Sunday, June 05, 2011
Somehow, I gained a pound between yesterday and today. I didn't really stick to my diet, but I know it shouldn't just show up right away like that. From what I've read on this website, I guess it must be water retention. Grr!
I turned off my meal plans on the nutrition tracker because it was taking entirely too long to prepare those meals, plus the calorie balance was way off. I mean, is it really healthy to eat double the calories you ate for breakfast for lunch?! I think its better to try to eat around four hundred calories per meal. I'm measuring my portion sizes alright, though. I'm still eating more than one serving of some things, though!

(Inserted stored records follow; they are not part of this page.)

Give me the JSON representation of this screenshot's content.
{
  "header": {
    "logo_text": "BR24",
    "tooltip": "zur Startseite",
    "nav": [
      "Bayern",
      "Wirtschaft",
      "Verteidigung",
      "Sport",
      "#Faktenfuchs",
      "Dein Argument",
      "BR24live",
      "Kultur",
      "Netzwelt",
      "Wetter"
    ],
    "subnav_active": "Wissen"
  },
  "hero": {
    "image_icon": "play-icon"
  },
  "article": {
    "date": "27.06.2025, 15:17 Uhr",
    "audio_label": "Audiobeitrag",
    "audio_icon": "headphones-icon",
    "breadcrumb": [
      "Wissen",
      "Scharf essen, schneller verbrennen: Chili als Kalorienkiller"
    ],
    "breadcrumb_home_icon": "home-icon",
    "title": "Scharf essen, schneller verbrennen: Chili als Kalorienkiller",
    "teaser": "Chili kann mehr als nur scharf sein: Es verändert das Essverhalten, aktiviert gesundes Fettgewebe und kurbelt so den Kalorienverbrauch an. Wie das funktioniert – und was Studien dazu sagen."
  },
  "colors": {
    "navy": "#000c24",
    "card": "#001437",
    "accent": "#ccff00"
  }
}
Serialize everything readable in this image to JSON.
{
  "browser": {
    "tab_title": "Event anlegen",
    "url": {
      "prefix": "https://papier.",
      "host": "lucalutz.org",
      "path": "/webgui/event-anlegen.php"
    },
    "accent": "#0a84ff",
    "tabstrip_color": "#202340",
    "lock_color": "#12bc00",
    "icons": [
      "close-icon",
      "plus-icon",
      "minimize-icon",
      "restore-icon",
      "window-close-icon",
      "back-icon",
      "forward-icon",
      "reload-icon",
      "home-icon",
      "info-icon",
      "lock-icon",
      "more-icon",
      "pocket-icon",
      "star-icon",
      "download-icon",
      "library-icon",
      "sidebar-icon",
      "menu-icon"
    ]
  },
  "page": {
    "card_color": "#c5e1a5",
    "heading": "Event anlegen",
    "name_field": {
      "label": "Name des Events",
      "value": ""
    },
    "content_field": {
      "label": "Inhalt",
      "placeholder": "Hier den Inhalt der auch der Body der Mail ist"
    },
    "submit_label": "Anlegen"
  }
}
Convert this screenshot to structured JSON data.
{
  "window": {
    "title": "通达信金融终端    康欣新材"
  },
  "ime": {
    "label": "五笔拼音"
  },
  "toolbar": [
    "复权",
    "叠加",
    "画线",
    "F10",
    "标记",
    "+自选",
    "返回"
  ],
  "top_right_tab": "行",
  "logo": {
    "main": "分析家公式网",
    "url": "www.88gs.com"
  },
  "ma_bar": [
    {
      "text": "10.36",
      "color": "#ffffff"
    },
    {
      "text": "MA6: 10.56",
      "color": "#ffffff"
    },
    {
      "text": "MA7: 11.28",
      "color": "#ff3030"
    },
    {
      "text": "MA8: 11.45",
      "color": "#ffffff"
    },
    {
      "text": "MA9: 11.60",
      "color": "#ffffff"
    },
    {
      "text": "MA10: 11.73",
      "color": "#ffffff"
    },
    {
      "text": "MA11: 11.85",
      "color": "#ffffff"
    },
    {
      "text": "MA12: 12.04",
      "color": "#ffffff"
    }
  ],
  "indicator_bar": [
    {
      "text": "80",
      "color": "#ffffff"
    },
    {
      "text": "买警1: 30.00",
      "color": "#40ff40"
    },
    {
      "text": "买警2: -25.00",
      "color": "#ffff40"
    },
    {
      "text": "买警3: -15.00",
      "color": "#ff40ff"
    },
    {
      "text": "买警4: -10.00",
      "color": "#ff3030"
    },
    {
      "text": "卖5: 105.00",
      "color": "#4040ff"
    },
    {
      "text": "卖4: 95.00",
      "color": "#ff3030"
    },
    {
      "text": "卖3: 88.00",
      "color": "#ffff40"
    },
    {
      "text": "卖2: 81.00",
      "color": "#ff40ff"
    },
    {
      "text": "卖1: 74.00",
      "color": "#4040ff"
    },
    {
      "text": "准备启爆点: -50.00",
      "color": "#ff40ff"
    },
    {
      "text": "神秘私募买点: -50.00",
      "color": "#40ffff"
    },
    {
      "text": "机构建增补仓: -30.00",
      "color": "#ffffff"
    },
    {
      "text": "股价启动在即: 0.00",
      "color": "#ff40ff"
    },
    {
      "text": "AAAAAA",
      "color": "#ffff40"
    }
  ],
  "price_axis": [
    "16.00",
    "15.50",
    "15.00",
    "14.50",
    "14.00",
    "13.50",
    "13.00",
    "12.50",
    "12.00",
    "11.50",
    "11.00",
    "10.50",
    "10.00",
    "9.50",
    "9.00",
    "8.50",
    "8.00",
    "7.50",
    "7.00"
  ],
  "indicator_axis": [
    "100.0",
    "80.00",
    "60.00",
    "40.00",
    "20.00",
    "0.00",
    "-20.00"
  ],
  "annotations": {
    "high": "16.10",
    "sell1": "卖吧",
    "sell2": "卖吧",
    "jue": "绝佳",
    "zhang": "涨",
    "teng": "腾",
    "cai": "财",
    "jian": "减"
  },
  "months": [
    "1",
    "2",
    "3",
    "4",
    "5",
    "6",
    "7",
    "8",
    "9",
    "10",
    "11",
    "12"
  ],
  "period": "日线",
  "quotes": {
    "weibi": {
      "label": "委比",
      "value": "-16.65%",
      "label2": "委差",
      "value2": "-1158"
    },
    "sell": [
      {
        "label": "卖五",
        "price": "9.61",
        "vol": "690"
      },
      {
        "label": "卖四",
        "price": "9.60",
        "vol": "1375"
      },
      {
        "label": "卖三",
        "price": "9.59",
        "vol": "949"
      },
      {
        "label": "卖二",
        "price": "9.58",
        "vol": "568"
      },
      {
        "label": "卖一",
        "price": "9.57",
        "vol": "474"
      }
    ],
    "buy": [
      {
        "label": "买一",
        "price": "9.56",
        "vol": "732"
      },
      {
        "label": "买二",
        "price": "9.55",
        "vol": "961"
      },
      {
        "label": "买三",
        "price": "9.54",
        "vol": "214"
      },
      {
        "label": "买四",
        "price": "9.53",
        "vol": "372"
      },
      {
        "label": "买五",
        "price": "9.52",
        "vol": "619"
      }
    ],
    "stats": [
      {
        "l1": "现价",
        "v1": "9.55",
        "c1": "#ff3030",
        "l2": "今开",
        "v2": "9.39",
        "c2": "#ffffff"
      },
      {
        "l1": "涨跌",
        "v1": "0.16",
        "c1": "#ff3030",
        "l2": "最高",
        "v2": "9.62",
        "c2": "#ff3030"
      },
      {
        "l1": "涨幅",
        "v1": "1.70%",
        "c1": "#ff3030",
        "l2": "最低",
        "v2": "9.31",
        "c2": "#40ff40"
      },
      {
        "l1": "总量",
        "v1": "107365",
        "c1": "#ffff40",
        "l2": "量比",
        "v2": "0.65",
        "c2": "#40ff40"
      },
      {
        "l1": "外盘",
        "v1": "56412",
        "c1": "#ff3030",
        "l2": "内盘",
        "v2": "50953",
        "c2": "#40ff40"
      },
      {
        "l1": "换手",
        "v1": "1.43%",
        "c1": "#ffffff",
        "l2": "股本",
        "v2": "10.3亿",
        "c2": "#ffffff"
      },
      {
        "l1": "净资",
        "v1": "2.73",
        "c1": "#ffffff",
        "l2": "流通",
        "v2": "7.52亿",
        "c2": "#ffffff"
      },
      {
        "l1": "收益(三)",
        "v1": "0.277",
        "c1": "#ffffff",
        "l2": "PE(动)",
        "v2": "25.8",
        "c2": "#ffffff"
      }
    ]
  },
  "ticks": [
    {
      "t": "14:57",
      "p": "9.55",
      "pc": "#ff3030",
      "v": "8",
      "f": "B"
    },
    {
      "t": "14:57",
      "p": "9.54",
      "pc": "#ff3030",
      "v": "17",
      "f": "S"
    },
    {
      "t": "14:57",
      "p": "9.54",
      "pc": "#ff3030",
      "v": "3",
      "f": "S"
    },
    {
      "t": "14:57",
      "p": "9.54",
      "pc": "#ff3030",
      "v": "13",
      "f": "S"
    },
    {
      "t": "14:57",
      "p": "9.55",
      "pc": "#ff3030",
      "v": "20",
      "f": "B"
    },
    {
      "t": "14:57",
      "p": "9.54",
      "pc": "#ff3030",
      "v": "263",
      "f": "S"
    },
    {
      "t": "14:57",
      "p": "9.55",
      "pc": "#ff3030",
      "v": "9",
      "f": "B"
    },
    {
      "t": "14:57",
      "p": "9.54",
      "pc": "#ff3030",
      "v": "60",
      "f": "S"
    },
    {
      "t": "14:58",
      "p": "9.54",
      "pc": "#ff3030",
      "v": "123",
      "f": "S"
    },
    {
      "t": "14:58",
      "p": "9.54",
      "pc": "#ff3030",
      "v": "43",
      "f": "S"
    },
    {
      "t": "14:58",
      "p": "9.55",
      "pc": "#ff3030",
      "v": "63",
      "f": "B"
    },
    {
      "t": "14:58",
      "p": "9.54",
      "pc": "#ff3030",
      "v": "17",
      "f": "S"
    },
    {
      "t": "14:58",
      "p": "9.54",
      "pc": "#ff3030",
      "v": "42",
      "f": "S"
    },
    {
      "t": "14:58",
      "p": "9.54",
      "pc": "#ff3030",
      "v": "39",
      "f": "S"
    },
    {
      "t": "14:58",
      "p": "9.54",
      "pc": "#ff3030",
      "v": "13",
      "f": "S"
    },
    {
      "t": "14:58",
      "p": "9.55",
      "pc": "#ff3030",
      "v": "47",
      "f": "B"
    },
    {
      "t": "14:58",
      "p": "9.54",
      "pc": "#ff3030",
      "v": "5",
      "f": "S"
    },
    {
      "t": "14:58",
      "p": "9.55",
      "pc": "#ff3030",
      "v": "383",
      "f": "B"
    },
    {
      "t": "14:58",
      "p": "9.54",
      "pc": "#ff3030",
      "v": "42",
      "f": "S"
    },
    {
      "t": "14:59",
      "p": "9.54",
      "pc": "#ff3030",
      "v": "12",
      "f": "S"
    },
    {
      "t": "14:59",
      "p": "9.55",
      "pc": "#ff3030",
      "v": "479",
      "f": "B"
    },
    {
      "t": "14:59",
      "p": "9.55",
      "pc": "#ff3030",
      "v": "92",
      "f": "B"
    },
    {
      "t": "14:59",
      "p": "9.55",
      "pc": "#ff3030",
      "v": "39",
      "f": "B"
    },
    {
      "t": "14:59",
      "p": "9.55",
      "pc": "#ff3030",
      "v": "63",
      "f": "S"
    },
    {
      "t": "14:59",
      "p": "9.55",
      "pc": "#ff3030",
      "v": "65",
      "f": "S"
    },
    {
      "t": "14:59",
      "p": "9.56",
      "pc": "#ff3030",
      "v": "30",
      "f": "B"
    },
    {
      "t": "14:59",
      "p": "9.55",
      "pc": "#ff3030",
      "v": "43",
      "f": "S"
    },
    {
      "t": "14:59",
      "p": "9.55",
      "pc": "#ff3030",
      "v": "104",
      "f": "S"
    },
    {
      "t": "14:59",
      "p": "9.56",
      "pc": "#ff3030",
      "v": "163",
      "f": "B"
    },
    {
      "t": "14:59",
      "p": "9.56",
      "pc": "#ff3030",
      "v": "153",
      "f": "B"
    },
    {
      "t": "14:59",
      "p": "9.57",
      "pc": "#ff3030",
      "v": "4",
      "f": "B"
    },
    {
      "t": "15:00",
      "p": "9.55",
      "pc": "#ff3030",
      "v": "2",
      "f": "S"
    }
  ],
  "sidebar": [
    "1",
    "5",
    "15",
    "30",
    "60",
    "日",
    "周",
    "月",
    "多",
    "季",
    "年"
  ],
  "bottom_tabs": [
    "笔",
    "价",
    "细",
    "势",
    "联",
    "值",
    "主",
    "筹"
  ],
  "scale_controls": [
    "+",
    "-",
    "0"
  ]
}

Another problem I'm facing is lack of support from my live-in boyfriend. He is almost as overweight as I am, but he won't weigh himself. I don't know how much he really weighs, but his waist size is definitely a serious risk. I'm concerned about his health as well as mine, but he sees no need to alter the same eating patterns he's had for his whole life. So, I have all these foods in my cupboards and fridge that I know I shouldn't eat. The only way I can really be sure that I don't eat these things is to not have them, but my boyfriend doesn't want to eat what I eat. Not only do I have to resist eating these things, I also have to watch him eat them and smell them. I'm not very good at fighting temptation. His solution? Tell me, "No! You can't have any!" That's great. I end up feeling like its not fair that he gets to eat some and I don't. I don't know what to do about it; I guess I'll just keep fighting myself to be healthy. I want to be healthy and not restricted by my fitness level or weight.